Smart Tags

When Azimuth is launched, smart tags are computed automatically (or loaded from the cache) on all utterances, on both training and evaluation sets.

Conceptually, smart tags are meta-data on the utterance and/or its prediction. They help to narrow down data samples to identify those that may require further action and investigation. Different families of smart tags exist, based on the different types of analyses that Azimuth provides.

The current list of supported smart tag, and their families, is detailed below.

Extreme Length

Syntax Analysis gives more details on how the syntactic information is computed.

multiple_sentences: The number of sentences is above 1.
long_utterance: The number of words is greater than or equal to the defined threshold (default is 12).
short_utterance: The number of words is less than or equal to the defined threshold (default is 3).

Partial Syntax

Syntax Analysis gives more details on how the syntactic information is computed.

missing_subj: The utterance is missing a subject.
missing_verb: The utterance is missing a verb.
missing_obj: The utterance is missing an object.

Dissimilar

Similarity Analysis provides more information on how similarity is computed.

conflicting_neighbors_train: The utterance has very few (or no) neighbors from the same class in the training set.
conflicting_neighbors_eval: The utterance has very few (or no) neighbors from the same class in the evaluation set.
no_close_train: The closest utterance in the training set has a cosine similarity below a threshold (default = 0.5).
no_close_eval: The closest utterance in the evaluation set has a cosine similarity below a threshold (default = 0.5).

Almost Correct

These smart tags do not come from a particular analysis. They are computed based on the predictions and the labels.

correct_top_3: The top 1 prediction is not the right one, but the right one is in the top 3.
correct_low_conf: The top 1 prediction was the right one, but its confidence is below the threshold, and thus the rejection class was predicted.

Behavioral Testing

Behavioral Testing lists all the tests that are executed.

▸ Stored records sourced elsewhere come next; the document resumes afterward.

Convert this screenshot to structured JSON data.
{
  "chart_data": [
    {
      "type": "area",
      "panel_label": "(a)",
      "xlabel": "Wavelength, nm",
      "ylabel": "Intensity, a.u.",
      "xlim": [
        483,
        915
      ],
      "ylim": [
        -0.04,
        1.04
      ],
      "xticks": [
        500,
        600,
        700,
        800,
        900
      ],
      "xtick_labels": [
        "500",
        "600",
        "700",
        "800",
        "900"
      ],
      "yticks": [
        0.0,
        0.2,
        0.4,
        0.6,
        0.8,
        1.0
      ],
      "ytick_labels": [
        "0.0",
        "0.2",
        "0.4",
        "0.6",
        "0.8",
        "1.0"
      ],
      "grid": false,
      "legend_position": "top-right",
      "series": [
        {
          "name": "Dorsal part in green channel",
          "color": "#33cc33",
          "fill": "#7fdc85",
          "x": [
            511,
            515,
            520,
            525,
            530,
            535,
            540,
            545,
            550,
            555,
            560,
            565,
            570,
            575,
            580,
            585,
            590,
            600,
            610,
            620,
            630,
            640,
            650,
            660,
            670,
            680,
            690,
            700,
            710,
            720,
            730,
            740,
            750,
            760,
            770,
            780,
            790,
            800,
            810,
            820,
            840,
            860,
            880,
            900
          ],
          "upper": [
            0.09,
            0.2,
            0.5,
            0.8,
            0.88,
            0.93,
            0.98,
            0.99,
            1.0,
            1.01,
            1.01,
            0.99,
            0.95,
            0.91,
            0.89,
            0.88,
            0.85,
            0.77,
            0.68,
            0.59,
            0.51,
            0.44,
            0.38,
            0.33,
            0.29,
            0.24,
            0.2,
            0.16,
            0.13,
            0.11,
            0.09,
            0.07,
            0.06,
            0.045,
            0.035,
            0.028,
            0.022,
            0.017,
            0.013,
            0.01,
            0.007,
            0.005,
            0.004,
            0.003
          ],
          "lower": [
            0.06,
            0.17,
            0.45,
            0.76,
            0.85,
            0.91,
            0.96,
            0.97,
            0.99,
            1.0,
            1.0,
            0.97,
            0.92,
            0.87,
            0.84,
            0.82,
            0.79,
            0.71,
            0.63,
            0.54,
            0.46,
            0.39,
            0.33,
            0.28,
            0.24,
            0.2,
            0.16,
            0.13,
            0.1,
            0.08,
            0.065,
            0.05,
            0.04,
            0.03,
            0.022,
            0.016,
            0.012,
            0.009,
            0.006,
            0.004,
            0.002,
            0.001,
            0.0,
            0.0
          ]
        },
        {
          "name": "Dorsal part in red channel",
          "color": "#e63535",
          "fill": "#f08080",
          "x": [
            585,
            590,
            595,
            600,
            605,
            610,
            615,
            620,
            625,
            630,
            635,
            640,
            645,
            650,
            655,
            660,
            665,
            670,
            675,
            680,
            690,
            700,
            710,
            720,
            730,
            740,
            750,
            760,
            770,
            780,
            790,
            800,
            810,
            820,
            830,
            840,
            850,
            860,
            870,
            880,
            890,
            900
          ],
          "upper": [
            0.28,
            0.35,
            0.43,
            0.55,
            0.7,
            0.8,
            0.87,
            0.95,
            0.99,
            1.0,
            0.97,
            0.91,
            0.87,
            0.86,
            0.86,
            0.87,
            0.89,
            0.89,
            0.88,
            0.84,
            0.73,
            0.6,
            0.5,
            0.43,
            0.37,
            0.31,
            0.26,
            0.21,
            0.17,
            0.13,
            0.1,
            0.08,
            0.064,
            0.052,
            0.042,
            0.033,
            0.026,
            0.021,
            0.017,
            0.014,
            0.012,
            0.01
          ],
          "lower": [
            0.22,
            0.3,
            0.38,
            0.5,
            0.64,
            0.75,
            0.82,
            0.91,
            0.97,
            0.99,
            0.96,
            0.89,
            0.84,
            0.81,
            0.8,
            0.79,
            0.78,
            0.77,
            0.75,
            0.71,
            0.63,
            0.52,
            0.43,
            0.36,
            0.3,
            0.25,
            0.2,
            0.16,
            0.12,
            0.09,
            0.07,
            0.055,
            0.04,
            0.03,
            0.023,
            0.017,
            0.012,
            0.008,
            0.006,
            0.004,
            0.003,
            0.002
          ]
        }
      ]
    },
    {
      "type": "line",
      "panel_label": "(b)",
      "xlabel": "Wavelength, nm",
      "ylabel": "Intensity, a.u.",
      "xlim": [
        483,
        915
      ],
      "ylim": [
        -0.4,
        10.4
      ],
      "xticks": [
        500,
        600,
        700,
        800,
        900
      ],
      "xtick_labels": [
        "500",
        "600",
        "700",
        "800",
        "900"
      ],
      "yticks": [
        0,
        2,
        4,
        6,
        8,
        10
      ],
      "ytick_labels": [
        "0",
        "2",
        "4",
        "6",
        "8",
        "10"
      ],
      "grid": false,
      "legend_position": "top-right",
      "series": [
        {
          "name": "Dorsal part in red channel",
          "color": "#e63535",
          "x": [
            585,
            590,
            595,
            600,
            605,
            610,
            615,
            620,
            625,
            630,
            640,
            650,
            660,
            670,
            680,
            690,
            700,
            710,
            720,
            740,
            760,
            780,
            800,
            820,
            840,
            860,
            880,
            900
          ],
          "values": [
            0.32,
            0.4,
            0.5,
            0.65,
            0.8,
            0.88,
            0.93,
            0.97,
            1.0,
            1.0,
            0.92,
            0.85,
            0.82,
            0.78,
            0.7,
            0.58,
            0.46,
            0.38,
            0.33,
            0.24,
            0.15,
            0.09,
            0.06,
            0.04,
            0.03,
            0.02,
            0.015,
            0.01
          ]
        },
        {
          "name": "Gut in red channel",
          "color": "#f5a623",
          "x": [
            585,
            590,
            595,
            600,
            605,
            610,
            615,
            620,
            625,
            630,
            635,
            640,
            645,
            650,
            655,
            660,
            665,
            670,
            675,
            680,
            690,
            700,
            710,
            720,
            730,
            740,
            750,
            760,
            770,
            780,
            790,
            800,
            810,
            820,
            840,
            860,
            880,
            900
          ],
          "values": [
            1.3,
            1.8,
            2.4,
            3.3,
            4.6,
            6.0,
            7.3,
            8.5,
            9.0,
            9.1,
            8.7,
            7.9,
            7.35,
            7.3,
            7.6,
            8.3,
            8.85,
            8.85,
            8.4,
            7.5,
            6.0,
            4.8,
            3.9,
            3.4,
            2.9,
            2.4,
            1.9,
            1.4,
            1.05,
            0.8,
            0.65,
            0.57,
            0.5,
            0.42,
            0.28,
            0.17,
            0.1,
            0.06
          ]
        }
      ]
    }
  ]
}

failed_fuzzy_matching: At least one fuzzy matching test failed.
failed_punctuation: At least one punctuation test failed.

Pipeline Comparison

Smart tags that are computed based on the difference between pipelines predictions.

incorrect_for_all_pipelines: When all pipelines give the wrong prediction.
pipeline_disagreement: When at least one of the pipelines disagrees with the others.

Uncertain

Uncertainty Quantification provides more details on how the uncertainty is estimated.

high_epistemic_uncertainty: If an uncertainty config was defined, this tag will highlight predictions with high epistemic uncertainty.